CERTIFICATE OF MERGER MERGING
BA MERGER SUB, INC.
WITH AND INTO
BIOATLA, INC.
(Pursuant to Section 251 of the
Delaware General Corporation Law)
BioAtla, Inc., a corporation organized and existing under the Delaware General Corporation Law, does hereby certify:
FIRST: The name and state of incorporation of each of the constituent corporations in the merger are:
(i) BA Merger Sub, Inc., which is incorporated under the laws of the State of Delaware; and
(ii) BioAtla, Inc., which is incorporated under the laws of the State of Delaware (the “Company”).
SECOND: An Agreement and Plan of Merger as amended from time to time, including pursuant to Amendment No. 1 to Agreement and Plan of Merger (the “Merger Agreement”), has been approved, adopted, executed and acknowledged by each of the constituent corporations in accordance with the requirements of Section 251 of the Delaware General Corporation Law (the “DGCL”) and, in the case of BA Merger Sub, Inc., Section 228 of the DGCL.

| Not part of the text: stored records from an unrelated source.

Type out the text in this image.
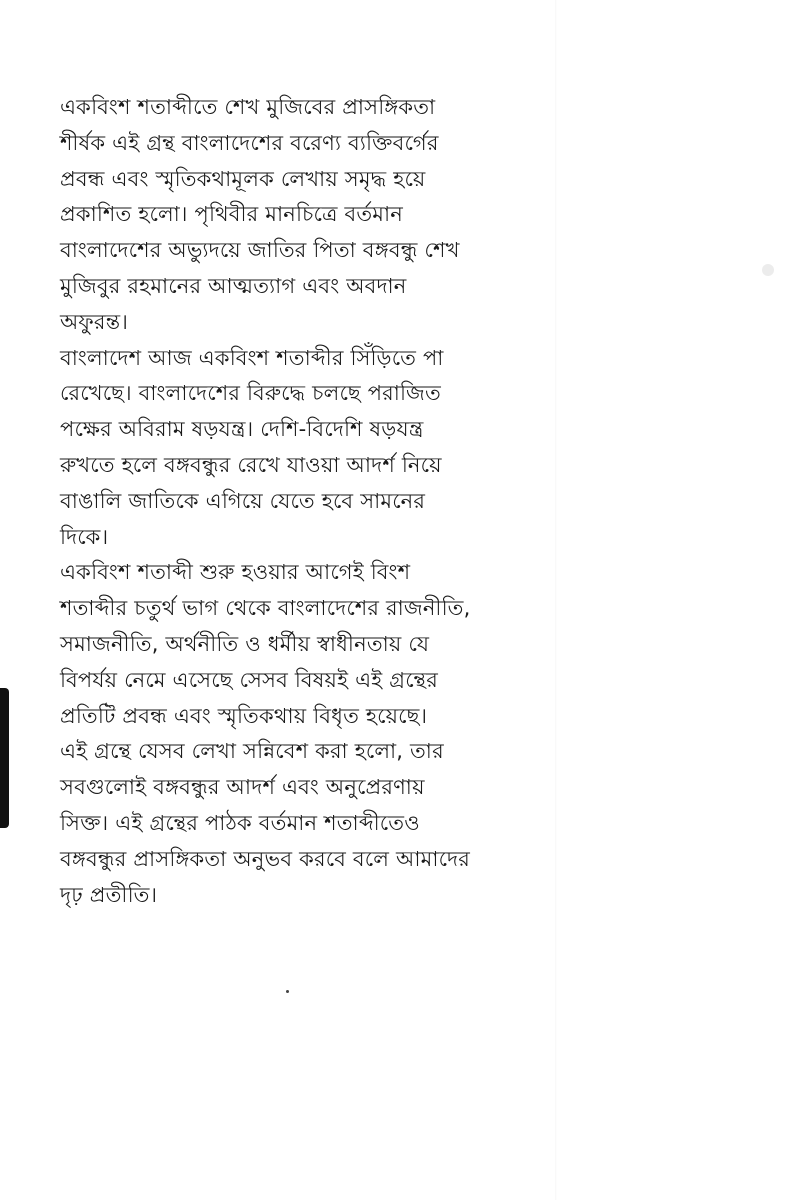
একবিংশ শতাব্দীতে শেখ মুজিবের প্রাসঙ্গিকতা
শীর্ষক এই গ্রন্থ বাংলাদেশের বরেণ্য ব্যক্তিবর্গের
প্রবন্ধ এবং স্মৃতিকথামূলক লেখায় সমৃদ্ধ হয়ে
প্রকাশিত হলো। পৃথিবীর মানচিত্রে বর্তমান
বাংলাদেশের অভ্যুদয়ে জাতির পিতা বঙ্গবন্ধু শেখ
মুজিবুর রহমানের আত্মত্যাগ এবং অবদান
অফুরন্ত।
বাংলাদেশ আজ একবিংশ শতাব্দীর সিঁড়িতে পা
রেখেছে। বাংলাদেশের বিরুদ্ধে চলছে পরাজিত
পক্ষের অবিরাম ষড়যন্ত্র। দেশি-বিদেশি ষড়যন্ত্র
রুখতে হলে বঙ্গবন্ধুর রেখে যাওয়া আদর্শ নিয়ে
বাঙালি জাতিকে এগিয়ে যেতে হবে সামনের
দিকে।
একবিংশ শতাব্দী শুরু হওয়ার আগেই বিংশ
শতাব্দীর চতুর্থ ভাগ থেকে বাংলাদেশের রাজনীতি,
সমাজনীতি, অর্থনীতি ও ধর্মীয় স্বাধীনতায় যে
বিপর্যয় নেমে এসেছে সেসব বিষয়ই এই গ্রন্থের
প্রতিটি প্রবন্ধ এবং স্মৃতিকথায় বিধৃত হয়েছে।
এই গ্রন্থে যেসব লেখা সন্নিবেশ করা হলো, তার
সবগুলোই বঙ্গবন্ধুর আদর্শ এবং অনুপ্রেরণায়
সিক্ত। এই গ্রন্থের পাঠক বর্তমান শতাব্দীতেও
বঙ্গবন্ধুর প্রাসঙ্গিকতা অনুভব করবে বলে আমাদের
দৃঢ় প্রতীতি।
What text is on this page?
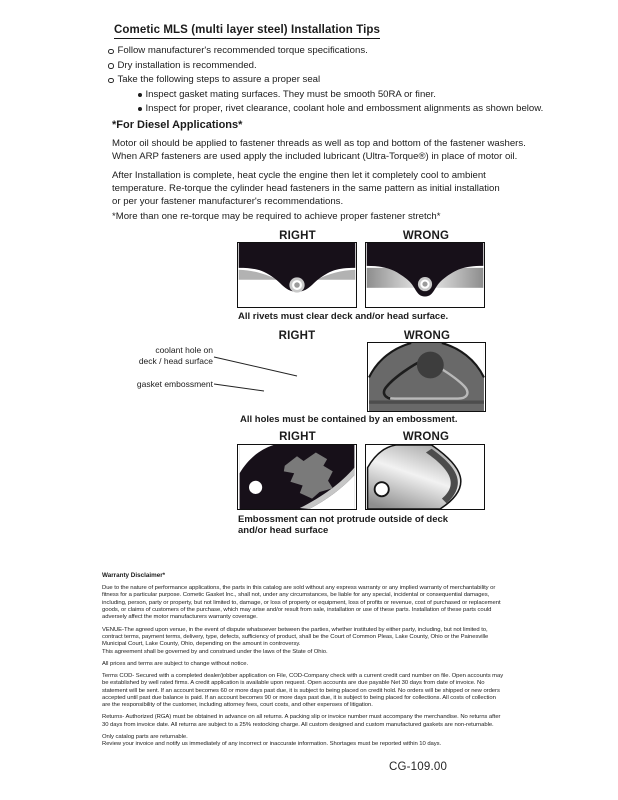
Cometic MLS (multi layer steel) Installation Tips
Follow manufacturer's recommended torque specifications.
Dry installation is recommended.
Take the following steps to assure a proper seal
Inspect gasket mating surfaces. They must be smooth 50RA or finer.
Inspect for proper, rivet clearance, coolant hole and embossment alignments as shown below.
*For Diesel Applications*
Motor oil should be applied to fastener threads as well as top and bottom of the fastener washers.
When ARP fasteners are used apply the included lubricant (Ultra-Torque®) in place of motor oil.
After Installation is complete, heat cycle the engine then let it completely cool to ambient
temperature. Re-torque the cylinder head fasteners in the same pattern as initial installation
or per your fastener manufacturer's recommendations.
*More than one re-torque may be required to achieve proper fastener stretch*
RIGHT	WRONG
All rivets must clear deck and/or head surface.
RIGHT	WRONG
coolant hole on
deck / head surface
gasket embossment
All holes must be contained by an embossment.
RIGHT	WRONG
Embossment can not protrude outside of deck
and/or head surface
Warranty Disclaimer*
Due to the nature of performance applications, the parts in this catalog are sold without any express warranty or any implied warranty of merchantability or
fitness for a particular purpose. Cometic Gasket Inc., shall not, under any circumstances, be liable for any special, incidental or consequential damages,
including, person, party or property, but not limited to, damage, or loss of property or equipment, loss of profits or revenue, cost of purchased or replacement
goods, or claims of customers of the purchase, which may arise and/or result from sale, installation or use of these parts. Installation of these parts could
adversely affect the motor manufacturers warranty coverage.
VENUE-The agreed upon venue, in the event of dispute whatsoever between the parties, whether instituted by either party, including, but not limited to,
contract terms, payment terms, delivery, type, defects, sufficiency of product, shall be the Court of Common Pleas, Lake County, Ohio or the Painesville
Municipal Court, Lake County, Ohio, depending on the amount in controversy.
This agreement shall be governed by and construed under the laws of the State of Ohio.
All prices and terms are subject to change without notice.
Terms COD- Secured with a completed dealer/jobber application on File, COD-Company check with a current credit card number on file. Open accounts may
be established by well rated firms. A credit application is available upon request. Open accounts are due payable Net 30 days from date of invoice. No
statement will be sent. If an account becomes 60 or more days past due, it is subject to being placed on credit hold. No orders will be shipped or new orders
accepted until past due balance is paid. If an account becomes 90 or more days past due, it is subject to being placed for collections. All costs of collection
are the responsibility of the customer, including attorney fees, court costs, and other expenses of litigation.
Returns- Authorized (RGA) must be obtained in advance on all returns. A packing slip or invoice number must accompany the merchandise. No returns after
30 days from invoice date. All returns are subject to a 25% restocking charge. All custom designed and custom manufactured gaskets are non-returnable.
Only catalog parts are returnable.
Review your invoice and notify us immediately of any incorrect or inaccurate information. Shortages must be reported within 10 days.
CG-109.00
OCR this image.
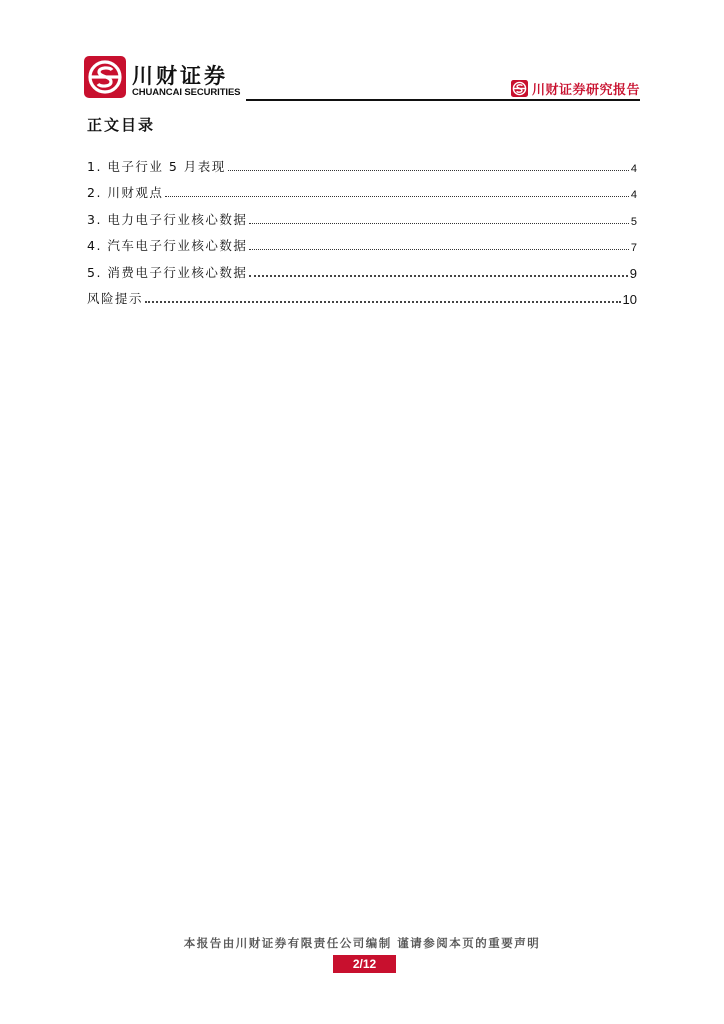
川财证券
CHUANCAI SECURITIES	川财证券研究报告
正文目录
1. 电子行业 5 月表现	4
2. 川财观点	4
3. 电力电子行业核心数据	5
4. 汽车电子行业核心数据	7
5. 消费电子行业核心数据	9
风险提示	10
本报告由川财证券有限责任公司编制 谨请参阅本页的重要声明
2/12
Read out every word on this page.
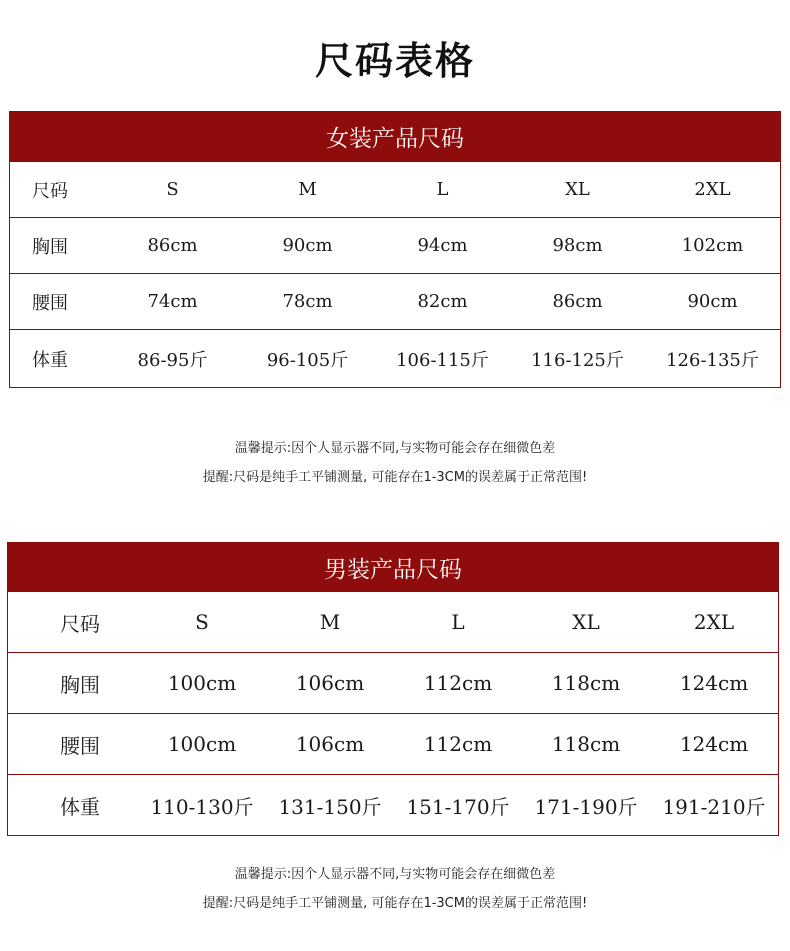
尺码表格
女装产品尺码
尺码	S	M	L	XL	2XL
胸围	86cm	90cm	94cm	98cm	102cm
腰围	74cm	78cm	82cm	86cm	90cm
体重	86-95斤	96-105斤	106-115斤	116-125斤	126-135斤
温馨提示:因个人显示器不同,与实物可能会存在细微色差
提醒:尺码是纯手工平铺测量, 可能存在1-3CM的误差属于正常范围!
男装产品尺码
尺码	S	M	L	XL	2XL
胸围	100cm	106cm	112cm	118cm	124cm
腰围	100cm	106cm	112cm	118cm	124cm
体重	110-130斤	131-150斤	151-170斤	171-190斤	191-210斤
温馨提示:因个人显示器不同,与实物可能会存在细微色差
提醒:尺码是纯手工平铺测量, 可能存在1-3CM的误差属于正常范围!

THIRD: The Company shall be the surviving corporation in the merger, and the name of such surviving corporation shall be BioAtla, Inc.
FOURTH: Upon effectiveness of the merger in accordance with Section 251 of the DGCL, the Amended and Restated Certificate of Incorporation of the Company, as in effect immediately prior to the effectiveness of the merger, shall be the Amended and Restated Certificate of Incorporation of the surviving corporation.
FIFTH: An executed copy of the Merger Agreement between the constituent corporations is on file at an office of the surviving corporation, the address of which is: 11085 Torreyana Road, San Diego, California 92121.
SIXTH: A copy of the Merger Agreement between the constituent corporations will be furnished by the surviving corporation, on request, and without cost, to any stockholder of any constituent corporation.
SEVENTH: This Certificate of Merger shall become effective on April 6, 2026 at 12:01 a.m. Eastern Time.